5. The method of claim 1, wherein filling the gap with silicon oxide comprises pulling the silicon oxide into the gap using a bonding force between the titanium nitride and sacrificial silicon nitride spacer and the silicon oxide.
6. The method of claim 1, wherein filling the gap with silicon oxide comprises performing a spin on glass deposition.
7. The method of claim 1, wherein filling the gap with silicon oxide comprises filling the pillar cut with silicon oxide.
8. The method of claim 1, wherein cutting a pillar cut through the organic planarization layer and into the trench comprises cutting the pillar cut approximately 100 nm deep.
9. A method of filling a gap in a semiconductor structure comprising:
depositing sacrificial silicon nitride over a titanium nitride spacer to form a titanium nitride and sacrificial silicon nitride spacer on a line pattern comprising a trench between two lines of the line pattern;
etching the titanium nitride and sacrificial silicon nitride spacer to leave titanium nitride and sacrificial silicon nitride spacer covering sides of the two lines within the trench; and
filling a gap in the trench with silicon oxide using a capillary effect.
10. The method of claim 9, wherein filling the gap with silicon oxide comprises performing a spin on glass deposition.
11. The method of claim 9 further comprising:
applying at least one material layer over the line pattern and the titanium nitride and sacrificial silicon nitride spacer; and
cutting a pillar cut through the at least one material layer and into the trench to form the gap within the trench.
12. The method of claim 11, wherein filling the gap with silicon oxide comprises filling the pillar cut with silicon oxide.
13. The method of claim 11, wherein cutting a pillar cut through the at least one material layer and into the trench comprises cutting the pillar cut approximately 100 nm deep.

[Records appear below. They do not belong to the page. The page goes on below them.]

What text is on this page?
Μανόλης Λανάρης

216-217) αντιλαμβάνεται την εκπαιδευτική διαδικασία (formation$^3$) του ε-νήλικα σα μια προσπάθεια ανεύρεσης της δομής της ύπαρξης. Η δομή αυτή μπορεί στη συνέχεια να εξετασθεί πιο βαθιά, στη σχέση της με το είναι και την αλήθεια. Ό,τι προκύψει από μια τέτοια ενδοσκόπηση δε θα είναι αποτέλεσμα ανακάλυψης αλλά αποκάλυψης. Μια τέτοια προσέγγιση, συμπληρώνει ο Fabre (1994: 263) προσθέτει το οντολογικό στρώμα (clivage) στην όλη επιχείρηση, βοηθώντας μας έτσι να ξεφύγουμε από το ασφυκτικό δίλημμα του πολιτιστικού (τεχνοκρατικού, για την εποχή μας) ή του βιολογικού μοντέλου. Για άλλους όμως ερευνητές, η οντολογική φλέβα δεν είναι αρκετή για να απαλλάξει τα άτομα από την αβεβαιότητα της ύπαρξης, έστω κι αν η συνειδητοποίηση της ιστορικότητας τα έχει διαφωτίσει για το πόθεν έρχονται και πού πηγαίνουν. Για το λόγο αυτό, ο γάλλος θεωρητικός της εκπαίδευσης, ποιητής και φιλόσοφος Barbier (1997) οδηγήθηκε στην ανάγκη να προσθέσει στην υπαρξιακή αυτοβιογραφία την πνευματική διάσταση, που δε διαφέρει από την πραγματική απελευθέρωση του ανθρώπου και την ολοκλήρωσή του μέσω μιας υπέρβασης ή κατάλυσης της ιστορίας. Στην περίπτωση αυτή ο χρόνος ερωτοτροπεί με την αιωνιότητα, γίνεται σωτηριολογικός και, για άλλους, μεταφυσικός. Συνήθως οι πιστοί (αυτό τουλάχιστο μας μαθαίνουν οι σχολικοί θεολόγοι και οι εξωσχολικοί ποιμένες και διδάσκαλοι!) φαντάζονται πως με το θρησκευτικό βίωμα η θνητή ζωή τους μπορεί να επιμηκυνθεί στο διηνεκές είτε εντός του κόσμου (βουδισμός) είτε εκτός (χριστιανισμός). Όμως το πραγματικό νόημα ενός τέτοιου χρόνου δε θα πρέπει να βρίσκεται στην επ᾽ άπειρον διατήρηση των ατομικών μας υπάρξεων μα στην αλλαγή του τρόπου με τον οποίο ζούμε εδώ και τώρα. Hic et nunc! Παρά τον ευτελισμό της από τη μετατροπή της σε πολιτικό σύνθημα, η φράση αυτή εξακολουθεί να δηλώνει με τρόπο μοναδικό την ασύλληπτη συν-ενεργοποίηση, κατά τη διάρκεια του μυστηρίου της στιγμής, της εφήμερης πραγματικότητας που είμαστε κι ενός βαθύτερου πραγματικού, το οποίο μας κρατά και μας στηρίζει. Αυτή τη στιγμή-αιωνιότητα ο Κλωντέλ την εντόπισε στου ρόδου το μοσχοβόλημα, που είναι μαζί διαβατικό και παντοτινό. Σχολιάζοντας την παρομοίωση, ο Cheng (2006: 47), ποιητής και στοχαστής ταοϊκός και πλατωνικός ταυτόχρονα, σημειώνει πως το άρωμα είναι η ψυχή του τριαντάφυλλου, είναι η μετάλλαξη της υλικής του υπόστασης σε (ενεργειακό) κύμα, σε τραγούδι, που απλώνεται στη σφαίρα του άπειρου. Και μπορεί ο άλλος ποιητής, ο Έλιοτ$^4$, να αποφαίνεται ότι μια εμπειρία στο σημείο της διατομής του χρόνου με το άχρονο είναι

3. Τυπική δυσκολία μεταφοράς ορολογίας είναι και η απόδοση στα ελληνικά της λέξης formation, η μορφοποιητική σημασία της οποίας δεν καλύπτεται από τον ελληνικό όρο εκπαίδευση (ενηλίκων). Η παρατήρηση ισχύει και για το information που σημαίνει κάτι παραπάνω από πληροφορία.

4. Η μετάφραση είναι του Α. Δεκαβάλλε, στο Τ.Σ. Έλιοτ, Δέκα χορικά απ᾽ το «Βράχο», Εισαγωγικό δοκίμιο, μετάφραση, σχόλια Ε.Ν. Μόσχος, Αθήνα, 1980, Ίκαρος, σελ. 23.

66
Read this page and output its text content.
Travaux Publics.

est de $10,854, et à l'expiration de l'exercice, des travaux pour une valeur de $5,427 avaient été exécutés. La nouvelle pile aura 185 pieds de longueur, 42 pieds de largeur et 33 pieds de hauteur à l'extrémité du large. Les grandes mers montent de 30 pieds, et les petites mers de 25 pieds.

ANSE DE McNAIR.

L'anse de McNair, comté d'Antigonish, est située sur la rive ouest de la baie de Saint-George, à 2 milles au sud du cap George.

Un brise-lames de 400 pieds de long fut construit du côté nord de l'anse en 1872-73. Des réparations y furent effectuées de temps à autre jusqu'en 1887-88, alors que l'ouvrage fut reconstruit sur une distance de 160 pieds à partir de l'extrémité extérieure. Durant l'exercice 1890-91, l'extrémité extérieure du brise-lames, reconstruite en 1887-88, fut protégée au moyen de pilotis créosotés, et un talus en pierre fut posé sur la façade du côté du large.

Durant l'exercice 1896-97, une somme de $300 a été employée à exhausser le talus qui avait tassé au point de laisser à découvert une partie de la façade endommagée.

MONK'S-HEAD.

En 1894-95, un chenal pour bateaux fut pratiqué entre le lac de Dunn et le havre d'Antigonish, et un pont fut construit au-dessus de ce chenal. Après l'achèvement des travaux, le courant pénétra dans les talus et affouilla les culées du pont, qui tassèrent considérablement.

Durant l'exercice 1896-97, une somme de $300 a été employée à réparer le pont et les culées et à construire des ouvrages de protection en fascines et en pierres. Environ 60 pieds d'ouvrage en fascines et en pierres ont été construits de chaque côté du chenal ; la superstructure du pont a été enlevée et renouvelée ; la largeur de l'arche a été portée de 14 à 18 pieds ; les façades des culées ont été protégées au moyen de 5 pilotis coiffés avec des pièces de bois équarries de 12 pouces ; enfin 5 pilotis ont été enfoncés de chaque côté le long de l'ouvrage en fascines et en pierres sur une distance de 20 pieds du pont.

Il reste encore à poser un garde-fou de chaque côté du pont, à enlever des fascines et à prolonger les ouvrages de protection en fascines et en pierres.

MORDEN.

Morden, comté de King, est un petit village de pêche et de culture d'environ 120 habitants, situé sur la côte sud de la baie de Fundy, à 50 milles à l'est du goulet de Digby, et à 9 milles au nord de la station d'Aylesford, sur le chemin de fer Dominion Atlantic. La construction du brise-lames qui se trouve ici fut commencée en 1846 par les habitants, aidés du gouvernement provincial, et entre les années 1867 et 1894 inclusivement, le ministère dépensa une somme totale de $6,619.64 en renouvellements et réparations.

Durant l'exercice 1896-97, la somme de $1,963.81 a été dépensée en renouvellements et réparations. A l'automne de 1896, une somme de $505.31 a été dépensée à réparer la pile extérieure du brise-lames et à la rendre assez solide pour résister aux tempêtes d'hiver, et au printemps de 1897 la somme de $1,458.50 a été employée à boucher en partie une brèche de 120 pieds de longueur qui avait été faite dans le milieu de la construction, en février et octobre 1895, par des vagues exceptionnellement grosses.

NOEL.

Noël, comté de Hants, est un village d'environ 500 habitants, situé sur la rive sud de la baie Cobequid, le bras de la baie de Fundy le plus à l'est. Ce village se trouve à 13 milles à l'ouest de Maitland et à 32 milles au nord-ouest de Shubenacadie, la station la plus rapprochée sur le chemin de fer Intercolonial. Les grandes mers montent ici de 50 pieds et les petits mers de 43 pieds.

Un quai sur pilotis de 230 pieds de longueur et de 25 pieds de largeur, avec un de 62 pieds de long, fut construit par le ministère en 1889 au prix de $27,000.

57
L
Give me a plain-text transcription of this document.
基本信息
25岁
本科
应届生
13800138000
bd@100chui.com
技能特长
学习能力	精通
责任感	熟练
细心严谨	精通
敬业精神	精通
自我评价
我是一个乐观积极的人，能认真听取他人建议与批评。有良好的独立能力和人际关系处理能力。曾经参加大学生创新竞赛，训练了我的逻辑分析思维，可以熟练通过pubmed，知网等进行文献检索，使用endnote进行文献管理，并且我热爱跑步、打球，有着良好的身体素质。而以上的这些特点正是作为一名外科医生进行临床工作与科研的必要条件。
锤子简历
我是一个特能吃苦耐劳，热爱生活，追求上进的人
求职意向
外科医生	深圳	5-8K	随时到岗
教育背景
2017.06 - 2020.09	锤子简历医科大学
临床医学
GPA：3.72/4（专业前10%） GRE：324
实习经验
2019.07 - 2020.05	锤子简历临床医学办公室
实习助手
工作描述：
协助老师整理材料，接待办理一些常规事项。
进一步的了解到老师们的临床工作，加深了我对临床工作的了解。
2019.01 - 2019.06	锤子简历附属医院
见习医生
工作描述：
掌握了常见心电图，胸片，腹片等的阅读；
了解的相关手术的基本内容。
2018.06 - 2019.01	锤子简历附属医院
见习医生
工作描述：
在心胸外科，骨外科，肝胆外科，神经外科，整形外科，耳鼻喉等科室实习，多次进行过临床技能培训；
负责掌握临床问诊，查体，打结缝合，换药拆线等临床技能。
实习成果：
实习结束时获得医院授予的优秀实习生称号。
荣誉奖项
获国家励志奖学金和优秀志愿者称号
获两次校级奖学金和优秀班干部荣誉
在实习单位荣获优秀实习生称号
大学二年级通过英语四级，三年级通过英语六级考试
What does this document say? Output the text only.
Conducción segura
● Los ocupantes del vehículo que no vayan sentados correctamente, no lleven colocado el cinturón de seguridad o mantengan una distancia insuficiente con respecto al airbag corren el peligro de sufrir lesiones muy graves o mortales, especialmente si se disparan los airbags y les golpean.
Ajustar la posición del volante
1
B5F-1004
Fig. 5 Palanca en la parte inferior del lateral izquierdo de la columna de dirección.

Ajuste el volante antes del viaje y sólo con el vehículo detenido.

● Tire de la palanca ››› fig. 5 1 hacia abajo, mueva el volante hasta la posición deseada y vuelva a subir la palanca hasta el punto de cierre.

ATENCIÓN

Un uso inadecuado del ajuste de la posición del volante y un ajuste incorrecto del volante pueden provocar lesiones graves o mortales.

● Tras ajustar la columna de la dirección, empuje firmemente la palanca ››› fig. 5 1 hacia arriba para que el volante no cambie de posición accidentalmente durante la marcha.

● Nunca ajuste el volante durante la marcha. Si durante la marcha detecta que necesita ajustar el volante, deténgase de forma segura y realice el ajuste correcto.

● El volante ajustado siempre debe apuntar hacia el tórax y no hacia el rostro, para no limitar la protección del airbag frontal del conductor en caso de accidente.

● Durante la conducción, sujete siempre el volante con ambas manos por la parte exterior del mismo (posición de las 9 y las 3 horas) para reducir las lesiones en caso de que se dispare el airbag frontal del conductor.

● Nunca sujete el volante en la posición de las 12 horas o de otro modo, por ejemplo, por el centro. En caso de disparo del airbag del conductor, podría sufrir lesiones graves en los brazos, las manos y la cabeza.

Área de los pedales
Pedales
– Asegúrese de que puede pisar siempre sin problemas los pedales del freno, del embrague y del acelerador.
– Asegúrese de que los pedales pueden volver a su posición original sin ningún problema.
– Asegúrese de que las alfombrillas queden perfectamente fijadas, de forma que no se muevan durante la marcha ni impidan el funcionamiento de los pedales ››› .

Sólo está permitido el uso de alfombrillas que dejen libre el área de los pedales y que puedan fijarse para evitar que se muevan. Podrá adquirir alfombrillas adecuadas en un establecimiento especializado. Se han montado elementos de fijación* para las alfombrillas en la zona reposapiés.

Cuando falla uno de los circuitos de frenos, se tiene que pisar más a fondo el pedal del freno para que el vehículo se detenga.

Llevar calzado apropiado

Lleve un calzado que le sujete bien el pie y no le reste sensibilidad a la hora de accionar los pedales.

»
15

14. The method of claim 9 further comprising:
etching the titanium nitride and sacrificial silicon nitride spacer; and
depositing metal into the trench of the line pattern to form interconnect lines with the silicon oxide forming a place holder for an interconnect cut between the interconnect lines.
15. A semiconductor structure comprising:
a line pattern formed of titanium nitride, the line pattern comprising a trench between two lines of the line pattern;
a titanium nitride and sacrificial silicon nitride spacer covering sides of the two lines within the trench; and
silicon oxide filling a gap within the trench.
16. The semiconductor structure of claim 15, wherein the silicon oxide comprises a place holder for an interconnect cut.
17. The semiconductor structure of claim 16, wherein the interconnect cut is for interconnect lines with a pitch of approximately 10 nm or less.
18. The semiconductor structure of claim 15 further comprising:
an organic planarization layer over the line pattern and titanium nitride and sacrificial silicon nitride spacer and within the trench; and
a pillar cut extending through the organic planarization layer and into the trench forming the gap.
19. The semiconductor structure of claim 18, wherein the pillar cut has an aspect ratio of up to 17.
20. The semiconductor structure of claim 18, wherein the pillar cut has an aspect ratio approximately 16 nm by 100 nm in the Z direction.